Вряд ли. Зная северян и гибкую в решениях инфанту, думаю, они временно объединятся против общего врага. Так как Нидерланды до сих пор считаются собственностью испанской короны, Филипп II наверняка вторгнется в Гасконь и попытается убедить императора присоединиться к войне. Если всё произойдёт именно так, Генрих Наваррский, кипящий от возмущения за неблагодарность при взятии Парижа, сам двинет к столице, да ещё призовёт на помощь англичан. Одно неосторожное движение, и Франция окажется в состоянии войны со всей Западной Европой! Король слишком труслив, чтобы бросить подобный вызов, а его брата, герцога Анжуйского, я, пожалуй, переоценил.

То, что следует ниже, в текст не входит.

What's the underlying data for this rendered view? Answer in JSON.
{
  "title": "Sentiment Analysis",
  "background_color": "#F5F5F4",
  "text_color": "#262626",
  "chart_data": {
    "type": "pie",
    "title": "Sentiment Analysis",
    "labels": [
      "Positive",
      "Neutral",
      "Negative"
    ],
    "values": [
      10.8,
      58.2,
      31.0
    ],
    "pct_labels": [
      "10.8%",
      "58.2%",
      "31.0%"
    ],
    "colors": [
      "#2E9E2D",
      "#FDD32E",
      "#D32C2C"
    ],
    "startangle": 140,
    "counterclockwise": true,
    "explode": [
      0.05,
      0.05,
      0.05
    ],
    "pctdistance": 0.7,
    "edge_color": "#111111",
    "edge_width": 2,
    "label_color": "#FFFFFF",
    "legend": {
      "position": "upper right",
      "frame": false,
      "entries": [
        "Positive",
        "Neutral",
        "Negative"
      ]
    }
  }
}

Тёмно-синий квадратик неба в окне потемнел до черноты. Выстрелы продолжались, но стали намного реже, потом стихли совсем. Полагаясь на откровения Франциска, я предположил, что горожане добили последних гусар герцога, мечущихся по улицам Брюсселя в поисках укрытия от пуль.
Две роты… То есть большая часть герцогового войска прохлаждается за стенами Брюсселя, не решаясь идти на штурм, когда командующий в плену и в заложниках. Любопытно, рискнёт ли инфанта отпустить Франциска, и если да, то под какие гарантии, что тот не прикажет начать приступ?
В городе остались двадцать два человека из моей свиты, индейцы, голландцы и испанцы, надеюсь, они не попали под огонь. Люди, прошедшие испытания в схватках в Новом Свете, для меня гораздо ценнее любых, здесь заново навербованных.